Kenney is keeping his distance from UCP policy
UCP leader won’t give NDP a target by wading into contentious social issues
RED DEER United Conservative Party MLA Jason Nixon, Alberta’s largest politician, has this to say about Alberta’s largest annual party meeting.
“It is amazing,” Nixon said, surveying the party crowd from his towering height. “PC, Wildrose conventions? There’s never been anything like this, and I never thought I’d see anything like it.”
By Friday, the number of paid attendees had swelled to 2,600.
The attendance shows leader Jason Kenney has a point when he claims the party has powerful momentum. It’s also a bonanza for UCP coffers. The standard ticket for party members is $249.
They’re putting tents in the convention hotel parking lot to feed the hordes. The bar will be commandeered for overflow voting. Many a departed conservative would have happily voted there, all day long.
Everything is somewhat outsized, including the rhetoric. For instance, there’s Kenney’s remark about the thick book of 250 policy resolutions up for debate on Sunday. “I haven’t even read that,” he said.
It’s a very odd thing for a party leader to say. Kenney was making the point that he let the grassroots members express their view with no involvement from him.
That’s true, according to two people who worked on the policy. There were only a couple of conversations with Kenney during a remarkably rigorous process that lasted more than a year.
Kenney’s hands-off approach may have another motive. It also means he isn’t personally branded with several socially conservative resolutions, including some aimed at limiting abortion rights and gay-straight alliances.
A resolution ranked 30th in level of interest by party members calls for parents to have the right to consent to their kids’ involvement in “any subject of a sexual nature, including enrolment in extracurricular activities/clubs.”
Kenney will let that one rise or fall on the convention floor. He says he won’t speak for or against any resolution during the policy debates. That’s the membership’s business, he says again.
He’s also quick to add that the party platform won’t necessarily come from resolutions that pass.
He’ll form a separate, non-party committee in June to work on a platform for the 2019 election.
The strong likelihood is that many of these party calls for parents’ rights in schools, conscience rights for medical practitioners, and private healthcare options, will either fail in Sunday’s voting or be quietly set aside if they don’t.
Party members know Kenney doesn’t want to deal with social issues. That’s the NDP’s main point of attack, and he just won’t bite.
But it’s not easy to simply set Kenney apart from all this.
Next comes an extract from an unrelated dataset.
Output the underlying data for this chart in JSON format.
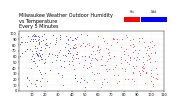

In fact, it’s kind of bizarre for a leader not to engage in any say with policy development.
The UCP reads the polls avidly, however. One after another shows that the big concerns are the economy, jobs, the Kinder Morgan pipeline and other economic issues.
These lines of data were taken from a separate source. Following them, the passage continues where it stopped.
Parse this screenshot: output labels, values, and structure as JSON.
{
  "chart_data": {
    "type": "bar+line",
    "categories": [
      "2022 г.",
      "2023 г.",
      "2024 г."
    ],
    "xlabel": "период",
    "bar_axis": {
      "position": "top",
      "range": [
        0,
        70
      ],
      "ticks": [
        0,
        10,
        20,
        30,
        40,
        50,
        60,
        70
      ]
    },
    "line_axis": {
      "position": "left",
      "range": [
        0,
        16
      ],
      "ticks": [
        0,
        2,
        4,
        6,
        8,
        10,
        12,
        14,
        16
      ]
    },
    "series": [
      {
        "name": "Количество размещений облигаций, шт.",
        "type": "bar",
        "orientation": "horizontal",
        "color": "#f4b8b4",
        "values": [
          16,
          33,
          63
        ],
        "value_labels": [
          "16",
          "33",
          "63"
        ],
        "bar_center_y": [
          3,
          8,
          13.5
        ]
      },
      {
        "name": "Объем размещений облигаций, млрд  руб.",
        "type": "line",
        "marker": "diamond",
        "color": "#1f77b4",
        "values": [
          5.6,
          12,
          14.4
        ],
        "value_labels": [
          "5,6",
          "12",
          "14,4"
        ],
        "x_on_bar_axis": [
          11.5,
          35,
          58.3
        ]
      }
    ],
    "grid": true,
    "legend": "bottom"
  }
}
It isn’t that people don’t care about the social issues. Opinion about them is always hot on both sides. But in the grand scheme of public concerns, they rank far below deep worry about the future of Alberta’s economy.
This convention surely makes that quite obvious.
It may not be the biggest political gathering in Alberta history — 4,000 people attended the 1985 convention that picked Don Getty as Progressive Conservative leader and premier. Those old-time leadership events tended to be big because delegates came from every riding to vote.
But for a party annual meeting, with voting on policy and a party constitution, this UCP affair is truly mammoth.
The UCP is riding high — confident, enthusiastic, energetic.
But Alberta’s political dynamics can change on a dime. A pipeline and $90 oil would do wonders for the NDP.
As the election nears, Kenney will inevitably face much more pressure to explain himself on subjects he prefers to ignore.